First year management students have complained to the University after their essay marks drastically changed during the Christmas holidays.
The students received feedback on three essays in the Understanding Arguments in Management module during the Autumn term. However, after moderation during the Christmas break, some students’ marks had gone up or down by up to two degree classifications.
Although it was made clear to students that their original marks were provisional, concerns have been raised over such vast inconsistencies in feedback given from the Management School.
It is understood a proportion of the essays were originally marked by postgraduate students who were tutors in the Management School, which has called into question the ability of them to assess undergraduates.
One student, who did not want to be named, received a low, mid and high 2:2 for the three essays respectively only to be given an overall score of 48 (a high third) once the essays were re-marked.
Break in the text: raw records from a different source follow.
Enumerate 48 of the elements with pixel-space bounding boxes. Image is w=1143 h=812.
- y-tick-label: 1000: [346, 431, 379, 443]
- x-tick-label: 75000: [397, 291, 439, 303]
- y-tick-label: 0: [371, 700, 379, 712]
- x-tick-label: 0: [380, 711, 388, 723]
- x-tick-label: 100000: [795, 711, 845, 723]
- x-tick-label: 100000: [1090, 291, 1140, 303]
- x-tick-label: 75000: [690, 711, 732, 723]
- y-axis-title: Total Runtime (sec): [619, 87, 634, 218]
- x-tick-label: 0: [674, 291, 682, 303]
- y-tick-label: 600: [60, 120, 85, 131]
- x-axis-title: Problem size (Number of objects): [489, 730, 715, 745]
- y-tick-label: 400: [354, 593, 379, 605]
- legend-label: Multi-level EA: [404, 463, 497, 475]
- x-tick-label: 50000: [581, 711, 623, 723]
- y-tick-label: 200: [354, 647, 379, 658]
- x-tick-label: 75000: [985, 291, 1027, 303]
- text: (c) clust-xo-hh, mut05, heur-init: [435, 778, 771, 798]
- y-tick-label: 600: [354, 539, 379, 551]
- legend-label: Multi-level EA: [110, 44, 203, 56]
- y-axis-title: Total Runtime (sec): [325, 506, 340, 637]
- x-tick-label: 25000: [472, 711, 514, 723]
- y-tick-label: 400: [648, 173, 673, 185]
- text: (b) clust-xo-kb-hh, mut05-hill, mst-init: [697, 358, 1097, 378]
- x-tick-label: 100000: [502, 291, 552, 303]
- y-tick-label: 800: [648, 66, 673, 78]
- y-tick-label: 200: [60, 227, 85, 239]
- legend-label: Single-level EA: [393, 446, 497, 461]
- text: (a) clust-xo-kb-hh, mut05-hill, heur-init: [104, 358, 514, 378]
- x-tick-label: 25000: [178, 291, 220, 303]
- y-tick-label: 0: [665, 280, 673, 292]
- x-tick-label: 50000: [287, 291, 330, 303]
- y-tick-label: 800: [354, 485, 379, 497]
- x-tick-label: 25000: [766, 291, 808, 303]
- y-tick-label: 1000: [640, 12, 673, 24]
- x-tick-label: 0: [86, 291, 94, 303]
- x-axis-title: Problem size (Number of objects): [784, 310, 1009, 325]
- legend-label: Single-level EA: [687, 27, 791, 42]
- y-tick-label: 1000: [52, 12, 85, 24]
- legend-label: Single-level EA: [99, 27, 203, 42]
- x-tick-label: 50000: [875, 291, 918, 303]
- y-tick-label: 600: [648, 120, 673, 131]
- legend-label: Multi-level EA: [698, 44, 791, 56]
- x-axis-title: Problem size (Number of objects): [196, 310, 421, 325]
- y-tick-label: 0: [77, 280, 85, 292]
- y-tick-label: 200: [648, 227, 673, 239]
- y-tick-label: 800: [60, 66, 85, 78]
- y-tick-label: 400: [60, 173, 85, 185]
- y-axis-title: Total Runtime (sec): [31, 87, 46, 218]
He said “I think it’s made a lot of students really quite despondent because they thought that they’d been doing better than they had been doing.”
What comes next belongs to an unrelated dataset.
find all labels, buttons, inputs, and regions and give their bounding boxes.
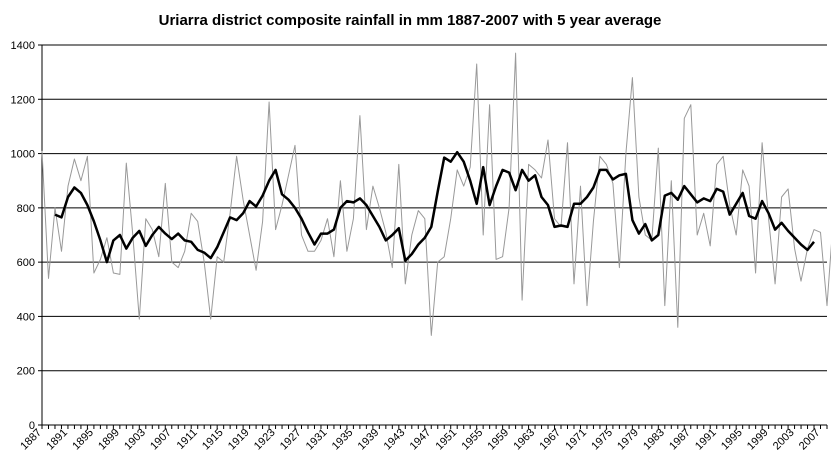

However, other students experienced the opposite situation, as their grades increased: “A lot of people in my seminar group have found their marks have dropped quite significantly but in other seminar groups where they have a different writing tutor, a lot have found their marks have gone up.”
Graeme Osborn, YUSU Academic Officer, said that it was “very disappointing when these sorts of instances happen.” He went on to say: “It’s a great shame, especially when it’s first years and it’s the first assessment they hand in.”
However, Osborn defended the role of PhD students teaching undergraduates.
“Research students should be encouraged to teach because they are closer in age and are possibly more able to easily identify with the students they’re teaching, but we do absolutely need to make sure that the University is providing them with the support necessary.”
Peter Kempl, Management Course Rep, stated his confusion over the reasoning behind why the marks were changed so dramatically: “Perhaps there was a bit of confusion with the marking scheme, perhaps different seminar teachers got different information.”
As the essays were the students’ first attempts at university-level work, there has been speculation over whether the difference between A-levels and University work was to blame: “Perhaps there could have been a bit more guidance on how to write our essays,” Kempl told Nouse.
“On the other hand it is good to see that [the department] are trying to solve the problem – we are having several meetings to discuss these problems.”
Andy Charlwood, head of Undergraduate Programmes in the Management School, commented: “It’s quite usual for marks to change from the provisional mark to the final mark.”
However he did admit, “It’s been a bit of a bigger issue this year than it has in the past.”